The Scouts, with help from approximately 100 parents and volunteers, spent two nights at Lancaster School this week made warm weather clothing for some of the thousands of people in New Jersey and New York affected by the storm.
Today, six large bags of the clothing and blankets — all made with donated materials — will be loaded into a tractor-trailer headed for Toms River, N.J. Local stores, including Market Basket, have served as drop-off locations for donations.
The truck, donated by McDevitt Trucks of Manchester, leaves at 5 a.m. tomorrow, according to Neil DeLuca of Derry, an organizer of Operation New Hampshire Cares.

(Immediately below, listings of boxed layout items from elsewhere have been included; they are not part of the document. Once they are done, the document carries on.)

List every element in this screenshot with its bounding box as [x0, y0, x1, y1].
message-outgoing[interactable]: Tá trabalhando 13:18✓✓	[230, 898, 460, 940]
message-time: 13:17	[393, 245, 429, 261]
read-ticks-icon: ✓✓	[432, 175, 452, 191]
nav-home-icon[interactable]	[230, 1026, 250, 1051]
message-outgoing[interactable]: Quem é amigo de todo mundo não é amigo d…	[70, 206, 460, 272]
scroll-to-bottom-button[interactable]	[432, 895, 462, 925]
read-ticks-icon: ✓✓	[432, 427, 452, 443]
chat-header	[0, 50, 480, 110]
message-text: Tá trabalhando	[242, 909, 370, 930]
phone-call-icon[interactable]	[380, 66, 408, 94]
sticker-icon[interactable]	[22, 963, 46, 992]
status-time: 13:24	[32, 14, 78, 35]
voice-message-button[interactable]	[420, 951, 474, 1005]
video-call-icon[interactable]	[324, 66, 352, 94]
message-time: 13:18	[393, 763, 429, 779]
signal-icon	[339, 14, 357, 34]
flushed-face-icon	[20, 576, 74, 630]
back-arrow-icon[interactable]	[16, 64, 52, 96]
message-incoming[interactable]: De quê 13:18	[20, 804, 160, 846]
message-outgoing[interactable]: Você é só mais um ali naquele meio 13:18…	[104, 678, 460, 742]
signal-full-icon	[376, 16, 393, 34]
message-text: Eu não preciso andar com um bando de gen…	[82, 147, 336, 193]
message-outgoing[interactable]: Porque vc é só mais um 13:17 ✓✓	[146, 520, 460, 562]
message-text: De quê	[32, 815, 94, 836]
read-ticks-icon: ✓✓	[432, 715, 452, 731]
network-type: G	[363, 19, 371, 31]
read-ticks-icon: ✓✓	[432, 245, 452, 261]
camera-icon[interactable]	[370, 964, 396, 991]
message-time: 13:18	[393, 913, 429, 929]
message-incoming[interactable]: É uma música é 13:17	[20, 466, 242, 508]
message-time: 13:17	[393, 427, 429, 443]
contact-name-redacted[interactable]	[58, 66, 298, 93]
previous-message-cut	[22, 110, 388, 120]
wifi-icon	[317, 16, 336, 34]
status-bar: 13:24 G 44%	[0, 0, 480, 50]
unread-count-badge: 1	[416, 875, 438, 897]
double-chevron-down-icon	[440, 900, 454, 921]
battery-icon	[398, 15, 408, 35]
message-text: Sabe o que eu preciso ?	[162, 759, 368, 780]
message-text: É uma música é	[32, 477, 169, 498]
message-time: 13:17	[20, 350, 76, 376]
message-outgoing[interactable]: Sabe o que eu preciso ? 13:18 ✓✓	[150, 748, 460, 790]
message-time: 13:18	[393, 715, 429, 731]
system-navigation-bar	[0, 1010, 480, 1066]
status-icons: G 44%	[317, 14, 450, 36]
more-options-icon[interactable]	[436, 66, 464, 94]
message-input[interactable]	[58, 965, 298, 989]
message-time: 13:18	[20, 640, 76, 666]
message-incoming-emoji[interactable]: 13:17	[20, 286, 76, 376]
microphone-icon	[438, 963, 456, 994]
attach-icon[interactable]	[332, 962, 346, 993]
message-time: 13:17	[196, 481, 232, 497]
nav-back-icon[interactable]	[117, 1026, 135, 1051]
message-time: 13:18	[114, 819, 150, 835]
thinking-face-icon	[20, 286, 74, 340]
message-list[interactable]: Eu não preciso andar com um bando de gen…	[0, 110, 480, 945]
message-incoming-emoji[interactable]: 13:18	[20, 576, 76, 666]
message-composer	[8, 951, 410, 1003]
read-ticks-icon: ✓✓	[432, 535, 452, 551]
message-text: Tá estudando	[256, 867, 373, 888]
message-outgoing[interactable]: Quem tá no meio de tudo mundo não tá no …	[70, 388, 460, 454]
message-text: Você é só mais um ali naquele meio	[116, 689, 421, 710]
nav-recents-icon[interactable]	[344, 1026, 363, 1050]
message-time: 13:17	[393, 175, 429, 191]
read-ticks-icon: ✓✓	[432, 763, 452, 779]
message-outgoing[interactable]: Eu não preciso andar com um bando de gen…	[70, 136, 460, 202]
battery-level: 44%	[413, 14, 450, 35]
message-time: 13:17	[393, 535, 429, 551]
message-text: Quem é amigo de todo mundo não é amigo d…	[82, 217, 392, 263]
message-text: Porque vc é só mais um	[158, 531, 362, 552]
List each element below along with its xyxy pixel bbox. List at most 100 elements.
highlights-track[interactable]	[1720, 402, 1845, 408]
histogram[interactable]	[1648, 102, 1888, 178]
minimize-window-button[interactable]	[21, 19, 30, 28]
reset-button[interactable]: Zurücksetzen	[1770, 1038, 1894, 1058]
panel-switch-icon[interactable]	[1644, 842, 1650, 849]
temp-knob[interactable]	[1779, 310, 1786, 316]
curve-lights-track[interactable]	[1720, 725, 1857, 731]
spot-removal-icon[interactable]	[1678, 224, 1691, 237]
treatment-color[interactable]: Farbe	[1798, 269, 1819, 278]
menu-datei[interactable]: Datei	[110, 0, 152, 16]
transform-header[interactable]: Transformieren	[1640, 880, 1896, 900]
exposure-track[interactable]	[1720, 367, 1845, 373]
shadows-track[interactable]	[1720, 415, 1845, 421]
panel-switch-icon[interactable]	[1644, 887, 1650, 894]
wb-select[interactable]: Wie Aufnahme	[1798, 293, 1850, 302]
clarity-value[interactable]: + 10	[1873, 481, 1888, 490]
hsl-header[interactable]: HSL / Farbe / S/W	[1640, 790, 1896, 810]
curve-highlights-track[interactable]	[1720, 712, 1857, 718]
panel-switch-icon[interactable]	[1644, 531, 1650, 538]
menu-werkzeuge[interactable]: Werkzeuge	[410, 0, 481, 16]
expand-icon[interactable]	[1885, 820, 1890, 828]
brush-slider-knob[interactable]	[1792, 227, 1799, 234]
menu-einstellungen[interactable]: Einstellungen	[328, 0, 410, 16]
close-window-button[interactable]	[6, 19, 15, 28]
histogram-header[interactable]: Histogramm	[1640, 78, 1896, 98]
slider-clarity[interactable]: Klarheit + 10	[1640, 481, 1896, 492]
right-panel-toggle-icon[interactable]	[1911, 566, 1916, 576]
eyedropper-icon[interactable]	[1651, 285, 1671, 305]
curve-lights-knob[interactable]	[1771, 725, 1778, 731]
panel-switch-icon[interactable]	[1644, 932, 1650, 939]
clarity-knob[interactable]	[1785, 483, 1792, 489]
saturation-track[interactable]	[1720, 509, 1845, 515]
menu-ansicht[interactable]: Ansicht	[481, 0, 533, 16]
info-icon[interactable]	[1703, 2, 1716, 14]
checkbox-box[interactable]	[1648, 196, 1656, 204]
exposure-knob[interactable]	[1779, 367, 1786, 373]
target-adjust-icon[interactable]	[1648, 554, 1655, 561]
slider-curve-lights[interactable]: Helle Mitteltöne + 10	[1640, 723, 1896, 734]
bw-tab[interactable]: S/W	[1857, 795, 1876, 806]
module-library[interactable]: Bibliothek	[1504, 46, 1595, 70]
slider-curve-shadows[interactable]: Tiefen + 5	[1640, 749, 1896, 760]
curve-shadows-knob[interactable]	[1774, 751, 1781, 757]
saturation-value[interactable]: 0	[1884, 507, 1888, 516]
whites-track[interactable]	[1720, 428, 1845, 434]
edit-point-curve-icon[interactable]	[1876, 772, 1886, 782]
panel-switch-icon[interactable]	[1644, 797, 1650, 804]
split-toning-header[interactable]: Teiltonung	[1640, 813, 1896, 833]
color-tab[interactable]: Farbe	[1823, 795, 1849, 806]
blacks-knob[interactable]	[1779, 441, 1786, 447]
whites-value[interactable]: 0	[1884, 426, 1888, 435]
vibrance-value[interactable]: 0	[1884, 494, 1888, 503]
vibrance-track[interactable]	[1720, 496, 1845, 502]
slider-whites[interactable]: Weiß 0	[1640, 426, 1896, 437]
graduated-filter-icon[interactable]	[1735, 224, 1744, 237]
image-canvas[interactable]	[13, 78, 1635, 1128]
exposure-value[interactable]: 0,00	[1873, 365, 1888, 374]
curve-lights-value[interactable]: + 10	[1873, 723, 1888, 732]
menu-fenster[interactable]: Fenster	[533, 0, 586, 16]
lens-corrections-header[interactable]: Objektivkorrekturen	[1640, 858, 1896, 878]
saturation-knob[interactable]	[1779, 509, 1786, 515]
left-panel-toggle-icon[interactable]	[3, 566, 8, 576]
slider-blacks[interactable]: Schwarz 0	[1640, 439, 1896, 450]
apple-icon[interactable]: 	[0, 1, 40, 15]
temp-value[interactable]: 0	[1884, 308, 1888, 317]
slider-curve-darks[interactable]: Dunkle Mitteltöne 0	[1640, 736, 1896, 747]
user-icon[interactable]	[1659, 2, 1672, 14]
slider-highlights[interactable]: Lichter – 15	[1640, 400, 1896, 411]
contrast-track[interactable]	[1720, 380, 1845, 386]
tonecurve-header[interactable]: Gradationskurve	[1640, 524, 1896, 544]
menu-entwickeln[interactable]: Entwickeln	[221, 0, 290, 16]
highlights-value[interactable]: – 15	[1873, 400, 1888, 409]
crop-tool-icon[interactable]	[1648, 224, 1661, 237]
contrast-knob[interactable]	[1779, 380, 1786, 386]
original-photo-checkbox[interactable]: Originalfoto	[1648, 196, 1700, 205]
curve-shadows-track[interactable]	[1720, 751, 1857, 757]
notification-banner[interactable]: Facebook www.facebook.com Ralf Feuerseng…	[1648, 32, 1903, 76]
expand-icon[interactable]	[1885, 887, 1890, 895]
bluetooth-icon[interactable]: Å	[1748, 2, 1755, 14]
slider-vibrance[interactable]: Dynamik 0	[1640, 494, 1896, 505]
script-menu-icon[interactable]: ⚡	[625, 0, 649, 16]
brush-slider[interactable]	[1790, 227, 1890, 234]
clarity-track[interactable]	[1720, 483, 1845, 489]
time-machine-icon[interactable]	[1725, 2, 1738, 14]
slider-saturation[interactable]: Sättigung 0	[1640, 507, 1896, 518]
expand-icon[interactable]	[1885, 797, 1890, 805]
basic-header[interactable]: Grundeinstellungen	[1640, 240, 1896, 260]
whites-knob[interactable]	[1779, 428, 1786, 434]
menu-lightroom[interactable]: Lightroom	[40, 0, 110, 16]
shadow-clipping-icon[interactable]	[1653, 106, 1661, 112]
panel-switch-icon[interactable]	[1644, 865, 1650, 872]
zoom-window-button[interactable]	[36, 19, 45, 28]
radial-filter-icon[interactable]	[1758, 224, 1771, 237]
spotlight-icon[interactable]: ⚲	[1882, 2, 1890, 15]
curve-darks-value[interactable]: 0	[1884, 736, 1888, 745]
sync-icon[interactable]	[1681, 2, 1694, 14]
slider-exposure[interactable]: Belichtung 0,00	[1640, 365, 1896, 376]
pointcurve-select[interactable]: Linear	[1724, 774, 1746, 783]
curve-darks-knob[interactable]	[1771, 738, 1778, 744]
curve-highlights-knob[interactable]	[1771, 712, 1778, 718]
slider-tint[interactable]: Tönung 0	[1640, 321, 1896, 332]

When Pack 160 heard how DeLuca and other New Hampshire residents were teaming up to help storm victims, they leaped at the chance to contribute, den leader Sheri Sharkey said. Her husband, Patrick Sharkey, is the pack master.

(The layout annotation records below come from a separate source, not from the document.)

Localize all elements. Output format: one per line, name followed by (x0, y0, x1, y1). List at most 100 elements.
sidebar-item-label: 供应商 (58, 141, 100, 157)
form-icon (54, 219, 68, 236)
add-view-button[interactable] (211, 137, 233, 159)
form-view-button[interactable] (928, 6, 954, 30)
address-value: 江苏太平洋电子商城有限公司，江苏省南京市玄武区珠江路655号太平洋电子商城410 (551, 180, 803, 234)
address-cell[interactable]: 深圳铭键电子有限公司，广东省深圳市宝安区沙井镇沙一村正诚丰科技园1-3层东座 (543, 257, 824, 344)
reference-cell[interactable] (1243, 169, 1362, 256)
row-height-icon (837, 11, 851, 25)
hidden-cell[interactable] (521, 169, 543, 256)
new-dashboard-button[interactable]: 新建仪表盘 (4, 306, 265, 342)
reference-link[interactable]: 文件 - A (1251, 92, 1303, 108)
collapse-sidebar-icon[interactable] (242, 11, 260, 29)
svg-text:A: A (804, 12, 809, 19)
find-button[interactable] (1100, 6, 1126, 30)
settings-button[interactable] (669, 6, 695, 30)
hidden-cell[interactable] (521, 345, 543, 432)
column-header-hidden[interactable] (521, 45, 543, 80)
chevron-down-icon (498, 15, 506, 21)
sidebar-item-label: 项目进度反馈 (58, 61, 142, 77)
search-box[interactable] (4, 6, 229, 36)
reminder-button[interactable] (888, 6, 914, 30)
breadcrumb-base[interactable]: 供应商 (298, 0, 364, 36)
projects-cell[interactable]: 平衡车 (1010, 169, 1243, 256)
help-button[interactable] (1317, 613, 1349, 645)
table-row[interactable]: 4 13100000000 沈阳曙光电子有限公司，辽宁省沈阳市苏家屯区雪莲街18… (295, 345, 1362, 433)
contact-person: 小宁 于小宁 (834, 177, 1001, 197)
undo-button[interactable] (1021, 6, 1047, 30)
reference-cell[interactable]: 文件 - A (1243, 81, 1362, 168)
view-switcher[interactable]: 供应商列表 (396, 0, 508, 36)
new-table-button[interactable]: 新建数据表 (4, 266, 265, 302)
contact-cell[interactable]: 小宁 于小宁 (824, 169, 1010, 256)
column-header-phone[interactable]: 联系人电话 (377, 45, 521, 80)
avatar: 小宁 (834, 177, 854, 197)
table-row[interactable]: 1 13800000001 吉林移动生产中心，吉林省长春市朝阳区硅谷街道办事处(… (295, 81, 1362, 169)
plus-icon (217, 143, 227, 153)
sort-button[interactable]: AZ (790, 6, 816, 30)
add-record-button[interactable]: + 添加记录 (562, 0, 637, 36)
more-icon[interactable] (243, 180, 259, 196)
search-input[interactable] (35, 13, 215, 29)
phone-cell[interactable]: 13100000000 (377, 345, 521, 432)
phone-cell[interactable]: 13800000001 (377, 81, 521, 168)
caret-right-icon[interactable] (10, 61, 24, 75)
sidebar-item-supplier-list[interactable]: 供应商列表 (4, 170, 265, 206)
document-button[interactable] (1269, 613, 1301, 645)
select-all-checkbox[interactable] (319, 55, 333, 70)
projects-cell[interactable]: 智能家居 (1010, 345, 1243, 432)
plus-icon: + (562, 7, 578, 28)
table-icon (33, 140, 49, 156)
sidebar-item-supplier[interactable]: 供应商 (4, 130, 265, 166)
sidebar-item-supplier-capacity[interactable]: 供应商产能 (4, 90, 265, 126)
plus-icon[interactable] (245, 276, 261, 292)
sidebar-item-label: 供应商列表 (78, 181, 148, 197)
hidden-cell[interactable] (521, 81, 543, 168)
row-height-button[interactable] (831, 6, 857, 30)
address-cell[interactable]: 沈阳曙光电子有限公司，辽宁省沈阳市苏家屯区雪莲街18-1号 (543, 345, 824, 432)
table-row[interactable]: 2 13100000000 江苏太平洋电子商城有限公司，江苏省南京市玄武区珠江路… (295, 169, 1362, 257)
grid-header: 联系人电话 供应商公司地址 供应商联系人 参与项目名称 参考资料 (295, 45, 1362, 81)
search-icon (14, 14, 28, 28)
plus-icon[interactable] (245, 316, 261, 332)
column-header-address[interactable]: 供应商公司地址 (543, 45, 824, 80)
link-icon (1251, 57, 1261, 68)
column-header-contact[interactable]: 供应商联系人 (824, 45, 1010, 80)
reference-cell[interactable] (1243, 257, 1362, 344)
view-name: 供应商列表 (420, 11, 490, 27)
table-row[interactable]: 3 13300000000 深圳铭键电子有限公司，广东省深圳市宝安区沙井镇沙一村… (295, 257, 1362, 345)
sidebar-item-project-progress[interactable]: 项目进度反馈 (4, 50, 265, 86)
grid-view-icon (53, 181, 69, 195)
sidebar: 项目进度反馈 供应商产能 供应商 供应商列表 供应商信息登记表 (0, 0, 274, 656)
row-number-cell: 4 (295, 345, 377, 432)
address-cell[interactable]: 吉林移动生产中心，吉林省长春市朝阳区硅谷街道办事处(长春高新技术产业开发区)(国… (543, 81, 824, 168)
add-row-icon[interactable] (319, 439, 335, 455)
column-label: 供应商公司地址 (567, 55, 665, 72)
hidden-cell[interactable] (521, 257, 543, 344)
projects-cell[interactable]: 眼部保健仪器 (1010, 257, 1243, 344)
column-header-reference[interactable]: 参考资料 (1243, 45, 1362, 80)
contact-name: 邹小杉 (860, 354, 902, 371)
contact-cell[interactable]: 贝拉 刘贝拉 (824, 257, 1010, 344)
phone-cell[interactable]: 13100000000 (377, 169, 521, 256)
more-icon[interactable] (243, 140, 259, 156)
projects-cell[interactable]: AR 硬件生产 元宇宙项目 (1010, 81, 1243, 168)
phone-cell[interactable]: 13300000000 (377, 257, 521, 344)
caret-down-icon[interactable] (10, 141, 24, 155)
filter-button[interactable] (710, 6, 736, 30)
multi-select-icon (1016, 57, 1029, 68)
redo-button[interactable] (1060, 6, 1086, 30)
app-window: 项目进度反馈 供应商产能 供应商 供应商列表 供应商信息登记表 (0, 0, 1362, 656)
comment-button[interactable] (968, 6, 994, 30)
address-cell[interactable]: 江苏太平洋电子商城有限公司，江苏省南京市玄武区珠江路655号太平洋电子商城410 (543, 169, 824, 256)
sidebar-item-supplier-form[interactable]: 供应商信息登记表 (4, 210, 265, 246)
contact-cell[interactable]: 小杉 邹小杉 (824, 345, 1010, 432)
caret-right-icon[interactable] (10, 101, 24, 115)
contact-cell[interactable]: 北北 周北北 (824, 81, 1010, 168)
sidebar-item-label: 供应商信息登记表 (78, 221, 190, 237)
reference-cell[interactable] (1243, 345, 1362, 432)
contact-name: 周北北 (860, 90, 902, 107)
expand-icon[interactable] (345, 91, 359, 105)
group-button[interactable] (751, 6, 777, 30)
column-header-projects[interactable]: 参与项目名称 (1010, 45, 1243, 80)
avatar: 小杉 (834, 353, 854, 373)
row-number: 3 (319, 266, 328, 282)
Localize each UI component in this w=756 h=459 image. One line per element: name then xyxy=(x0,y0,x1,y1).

The Scouts and volunteers gathered at Lancaster School for several hours to make as many items as they could using fleece and other materials donated by Mill Direct Textiles in Lawrence, Sharkey said.
“A lot of people helped out,” Sharkey said. “That’s what made it work.”

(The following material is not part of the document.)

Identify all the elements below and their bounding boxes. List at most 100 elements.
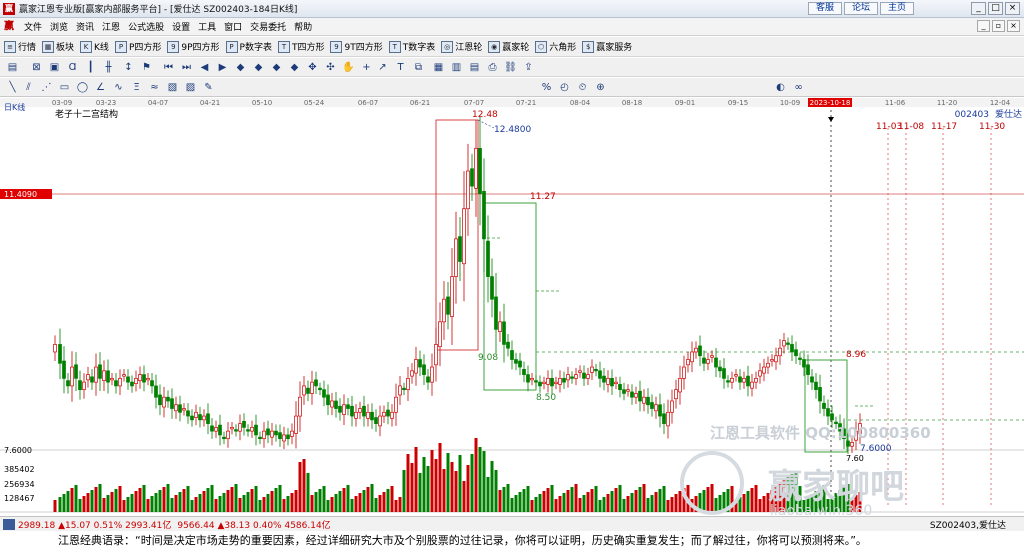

While the adults stitched the clothing, some of the eight Scouts from Sharkey’s Webelos den cut the fabric and created the fringe, along with 15 to 20 Scouts from other groups.
It was valuable learning experience for the Scouts, some of whom didn’t truly understand the impact Sandy had on the thousands of people left without food, water, heat, electricity and even homes, Sharkey said. The storm Oct. 29 also killed 85 people.
“At first, they didn’t really think about it,” she said. “The more you brought it up, the more they thought about it.”
Sharkey’s 10-year-old son, Jack, asked, “How come they don’t make their own stuff?” she said.
She explained it was because they didn’t have what they needed to help themselves.
As the Scouts wrapped up their project Wednesday night, Jack and fellow Webelo Paul Moreno, 10, explained the importance of assisting the storm victims.
“You are helping people who may not have a house or supplies they need to keep warm,” Paul said.